While at a car show people enjoy:
- The colors and shapes of the cars with their eyes.
- The sounds of the engines with their ears.
- The smell of non-emission controlled exhaust (with possibly the sweet smell of race gas) with their nose, and of course old cars just smell different.
- The vibration of an open exhaust rumbling past is a whole body sense of touch.
- The unfortunate taste of some old coots cigar you walked to close to when he exhaled.
The important thing is to drive the vehicle. Getting a ride in an old coupe from the guy who has owned it for 50 years doesn't count. He's so used to it that it's an extension of himself. The passenger would not notice the subtleties in how the car is reacting to driver input. Sure, they may be bouncing all over the seat and clutching the door since it sounds like a bucket of loose bolts but something is still missing from the experience.
The oldest vehicle I can remember driving was from the late seventies and it had power brakes and power steering. Am I dating myself, yup. Even with all of the playing around with racecars I did in my twenties I never drove an "old car". I've admired cars from the twenties through the sixties since birth and have even ridden in some but never driven such beasts.
What am I getting at? My truck is finally registered and I have actually driven it someplace at a measurable speed, not just around the yard. I've had it now for over 5 1/2 years and the odometer had read less than 8 miles different than when I bought it. I've hauled wood, leaves, rocks, flower pots and even pulled my barn down with it. None of that prepared me for the "thrill" of driving it on the open road.
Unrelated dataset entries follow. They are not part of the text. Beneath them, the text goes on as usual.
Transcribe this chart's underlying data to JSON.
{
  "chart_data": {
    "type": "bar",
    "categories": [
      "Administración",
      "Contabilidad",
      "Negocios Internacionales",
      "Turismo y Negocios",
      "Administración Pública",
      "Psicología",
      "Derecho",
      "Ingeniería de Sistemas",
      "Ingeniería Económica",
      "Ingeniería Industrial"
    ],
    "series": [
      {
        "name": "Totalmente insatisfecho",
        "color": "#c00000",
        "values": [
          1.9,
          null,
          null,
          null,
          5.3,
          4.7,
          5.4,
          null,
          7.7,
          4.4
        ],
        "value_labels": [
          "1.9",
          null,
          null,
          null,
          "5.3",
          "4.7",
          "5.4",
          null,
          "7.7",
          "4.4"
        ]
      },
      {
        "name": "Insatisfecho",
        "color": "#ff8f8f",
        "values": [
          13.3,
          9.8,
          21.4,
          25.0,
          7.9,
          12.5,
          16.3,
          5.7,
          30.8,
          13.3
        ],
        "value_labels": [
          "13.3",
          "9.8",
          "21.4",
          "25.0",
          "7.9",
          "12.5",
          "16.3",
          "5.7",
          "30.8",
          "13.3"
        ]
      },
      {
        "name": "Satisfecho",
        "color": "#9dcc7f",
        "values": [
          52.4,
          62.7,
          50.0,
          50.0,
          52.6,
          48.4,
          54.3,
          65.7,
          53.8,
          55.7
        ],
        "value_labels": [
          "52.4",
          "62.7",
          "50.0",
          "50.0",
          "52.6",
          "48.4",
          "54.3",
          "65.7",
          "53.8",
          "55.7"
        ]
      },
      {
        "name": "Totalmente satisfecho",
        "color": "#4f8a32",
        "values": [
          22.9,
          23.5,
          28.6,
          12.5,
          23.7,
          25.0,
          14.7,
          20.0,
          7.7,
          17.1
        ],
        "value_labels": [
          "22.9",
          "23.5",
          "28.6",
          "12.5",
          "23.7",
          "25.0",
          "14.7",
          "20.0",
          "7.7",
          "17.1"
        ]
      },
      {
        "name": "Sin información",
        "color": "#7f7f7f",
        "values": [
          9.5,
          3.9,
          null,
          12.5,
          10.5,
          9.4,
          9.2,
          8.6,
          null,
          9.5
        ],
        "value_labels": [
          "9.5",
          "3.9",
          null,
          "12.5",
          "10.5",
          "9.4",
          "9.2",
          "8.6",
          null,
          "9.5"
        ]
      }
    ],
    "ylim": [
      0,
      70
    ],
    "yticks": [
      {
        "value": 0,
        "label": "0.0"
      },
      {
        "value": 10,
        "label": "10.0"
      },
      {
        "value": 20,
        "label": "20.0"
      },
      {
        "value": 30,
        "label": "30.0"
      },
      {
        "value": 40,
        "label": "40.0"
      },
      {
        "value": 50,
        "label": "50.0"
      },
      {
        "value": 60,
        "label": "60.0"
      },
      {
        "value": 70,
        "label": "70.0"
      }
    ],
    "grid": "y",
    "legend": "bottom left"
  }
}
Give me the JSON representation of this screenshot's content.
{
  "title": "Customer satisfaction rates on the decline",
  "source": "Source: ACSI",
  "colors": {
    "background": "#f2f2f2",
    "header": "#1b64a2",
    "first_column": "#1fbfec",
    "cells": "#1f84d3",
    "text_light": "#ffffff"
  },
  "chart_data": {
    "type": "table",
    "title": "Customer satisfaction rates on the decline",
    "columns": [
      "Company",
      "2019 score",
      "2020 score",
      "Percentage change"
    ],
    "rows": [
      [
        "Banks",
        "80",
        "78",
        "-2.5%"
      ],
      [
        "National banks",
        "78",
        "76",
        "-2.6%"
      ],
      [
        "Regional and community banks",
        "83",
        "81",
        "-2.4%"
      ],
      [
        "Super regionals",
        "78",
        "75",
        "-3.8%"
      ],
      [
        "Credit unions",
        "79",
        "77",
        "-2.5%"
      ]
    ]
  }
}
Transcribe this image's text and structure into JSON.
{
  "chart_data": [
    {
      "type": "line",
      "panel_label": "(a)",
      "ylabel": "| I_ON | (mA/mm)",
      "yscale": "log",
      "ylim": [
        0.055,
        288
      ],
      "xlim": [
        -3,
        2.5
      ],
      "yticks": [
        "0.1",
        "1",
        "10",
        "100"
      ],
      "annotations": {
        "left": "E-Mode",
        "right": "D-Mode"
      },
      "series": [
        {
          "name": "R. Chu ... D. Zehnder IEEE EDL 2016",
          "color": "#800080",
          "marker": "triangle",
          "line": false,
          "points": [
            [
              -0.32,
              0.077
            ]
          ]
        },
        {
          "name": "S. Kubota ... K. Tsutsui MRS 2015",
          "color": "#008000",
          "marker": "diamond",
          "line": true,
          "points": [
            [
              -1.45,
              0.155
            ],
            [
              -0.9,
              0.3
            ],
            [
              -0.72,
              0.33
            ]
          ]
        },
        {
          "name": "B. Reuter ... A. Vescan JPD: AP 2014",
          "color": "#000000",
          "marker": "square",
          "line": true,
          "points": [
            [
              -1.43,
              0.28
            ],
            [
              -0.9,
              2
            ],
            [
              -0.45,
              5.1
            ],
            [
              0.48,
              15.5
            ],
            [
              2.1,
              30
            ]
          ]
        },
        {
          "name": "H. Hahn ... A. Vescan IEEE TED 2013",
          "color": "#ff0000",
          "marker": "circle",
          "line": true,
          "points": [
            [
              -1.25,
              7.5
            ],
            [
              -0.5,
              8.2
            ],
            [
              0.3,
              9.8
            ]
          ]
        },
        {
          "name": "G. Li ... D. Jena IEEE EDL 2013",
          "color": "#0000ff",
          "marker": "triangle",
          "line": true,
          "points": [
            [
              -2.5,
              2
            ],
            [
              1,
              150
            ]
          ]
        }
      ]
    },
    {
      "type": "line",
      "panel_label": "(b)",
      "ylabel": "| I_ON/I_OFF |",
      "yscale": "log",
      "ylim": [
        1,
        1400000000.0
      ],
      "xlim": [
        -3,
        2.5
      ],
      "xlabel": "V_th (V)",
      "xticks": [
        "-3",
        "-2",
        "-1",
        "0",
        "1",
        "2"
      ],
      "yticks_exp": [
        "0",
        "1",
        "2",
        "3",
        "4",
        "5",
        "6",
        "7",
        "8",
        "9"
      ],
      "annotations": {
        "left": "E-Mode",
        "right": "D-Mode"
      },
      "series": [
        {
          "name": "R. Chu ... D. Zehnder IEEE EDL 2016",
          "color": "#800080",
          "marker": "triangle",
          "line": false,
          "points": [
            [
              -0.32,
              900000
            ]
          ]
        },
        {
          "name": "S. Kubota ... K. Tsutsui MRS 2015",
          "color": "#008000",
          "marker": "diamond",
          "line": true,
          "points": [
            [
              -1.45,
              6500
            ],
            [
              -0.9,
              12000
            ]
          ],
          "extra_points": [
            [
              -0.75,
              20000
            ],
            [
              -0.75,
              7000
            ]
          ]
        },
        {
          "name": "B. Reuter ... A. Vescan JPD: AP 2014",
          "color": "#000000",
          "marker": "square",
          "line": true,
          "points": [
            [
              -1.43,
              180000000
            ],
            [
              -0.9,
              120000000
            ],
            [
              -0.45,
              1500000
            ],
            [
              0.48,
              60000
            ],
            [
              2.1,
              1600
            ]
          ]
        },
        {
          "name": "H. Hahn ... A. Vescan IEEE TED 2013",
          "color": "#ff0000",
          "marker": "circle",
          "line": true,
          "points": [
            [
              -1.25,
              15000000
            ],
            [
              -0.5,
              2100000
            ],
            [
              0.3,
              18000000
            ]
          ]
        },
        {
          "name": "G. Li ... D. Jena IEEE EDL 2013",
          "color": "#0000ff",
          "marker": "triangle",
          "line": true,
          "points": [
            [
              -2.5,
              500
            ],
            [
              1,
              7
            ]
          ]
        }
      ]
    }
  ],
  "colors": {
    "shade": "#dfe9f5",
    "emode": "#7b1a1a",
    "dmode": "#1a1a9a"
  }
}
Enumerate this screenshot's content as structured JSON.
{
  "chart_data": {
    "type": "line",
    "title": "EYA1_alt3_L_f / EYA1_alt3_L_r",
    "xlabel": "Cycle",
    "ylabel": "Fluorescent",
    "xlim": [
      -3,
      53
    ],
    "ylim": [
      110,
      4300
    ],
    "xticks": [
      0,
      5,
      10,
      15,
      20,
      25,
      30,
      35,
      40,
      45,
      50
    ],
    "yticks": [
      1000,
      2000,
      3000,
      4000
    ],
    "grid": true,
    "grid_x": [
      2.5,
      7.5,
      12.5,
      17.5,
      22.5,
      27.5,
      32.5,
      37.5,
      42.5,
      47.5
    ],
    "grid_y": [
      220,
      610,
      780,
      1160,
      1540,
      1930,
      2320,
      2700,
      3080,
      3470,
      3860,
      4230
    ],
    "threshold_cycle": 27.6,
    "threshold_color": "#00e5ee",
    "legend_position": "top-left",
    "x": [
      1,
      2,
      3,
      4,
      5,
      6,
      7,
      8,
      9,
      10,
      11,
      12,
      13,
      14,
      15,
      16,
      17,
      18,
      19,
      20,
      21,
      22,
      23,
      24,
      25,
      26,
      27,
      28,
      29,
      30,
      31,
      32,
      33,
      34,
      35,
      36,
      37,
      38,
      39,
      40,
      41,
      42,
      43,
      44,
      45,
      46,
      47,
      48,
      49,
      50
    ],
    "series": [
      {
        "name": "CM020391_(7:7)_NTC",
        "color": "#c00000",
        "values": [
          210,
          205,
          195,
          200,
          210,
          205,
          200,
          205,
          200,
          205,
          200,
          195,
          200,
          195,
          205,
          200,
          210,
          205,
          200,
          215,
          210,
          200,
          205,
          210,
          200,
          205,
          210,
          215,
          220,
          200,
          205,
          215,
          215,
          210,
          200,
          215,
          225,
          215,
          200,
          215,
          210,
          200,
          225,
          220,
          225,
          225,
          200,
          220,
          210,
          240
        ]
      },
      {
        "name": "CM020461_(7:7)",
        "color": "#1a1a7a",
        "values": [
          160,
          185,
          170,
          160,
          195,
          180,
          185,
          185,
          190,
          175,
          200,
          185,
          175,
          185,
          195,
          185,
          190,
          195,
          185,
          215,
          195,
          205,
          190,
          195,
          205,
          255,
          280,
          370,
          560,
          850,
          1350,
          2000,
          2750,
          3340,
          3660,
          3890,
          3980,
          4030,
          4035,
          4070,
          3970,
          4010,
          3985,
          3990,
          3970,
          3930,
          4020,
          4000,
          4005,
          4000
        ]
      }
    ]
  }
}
1966 F-100, I-6 300ci, w/factory 4x4
It's a beast.
Things I've learned about driving it:
- Never start in first gear on pavement, in downtown. You will be hearing the echo of your smokey burnout bouncing of the buildings.
- Once warmed up the smell of leaked oil burning off of the manifold is rather pungent.
- The smell of gas in the closed cab creates headaches.
- The approximation of the steering is a riot. Old steering was never as precise as modern machines, I always wondered why my mother's 1970 Dart needed so much steering input on a straight road, now I know.
- Braking with manual brakes, stops must be planned well in advance.
- Depressing the pedal hard enough will lock up the brakes, put you into a four wheel drift, and stop you in a cloud of smoke.
- At 30mph it's looking for 4th gear.
- The engine will pull and pull and pull.
- The steering wheel is 17 inches in diameter for a reason.
- Downshifting takes patience.
- All of my senses are over loaded when driving it.
It is primitive but a blast to drive.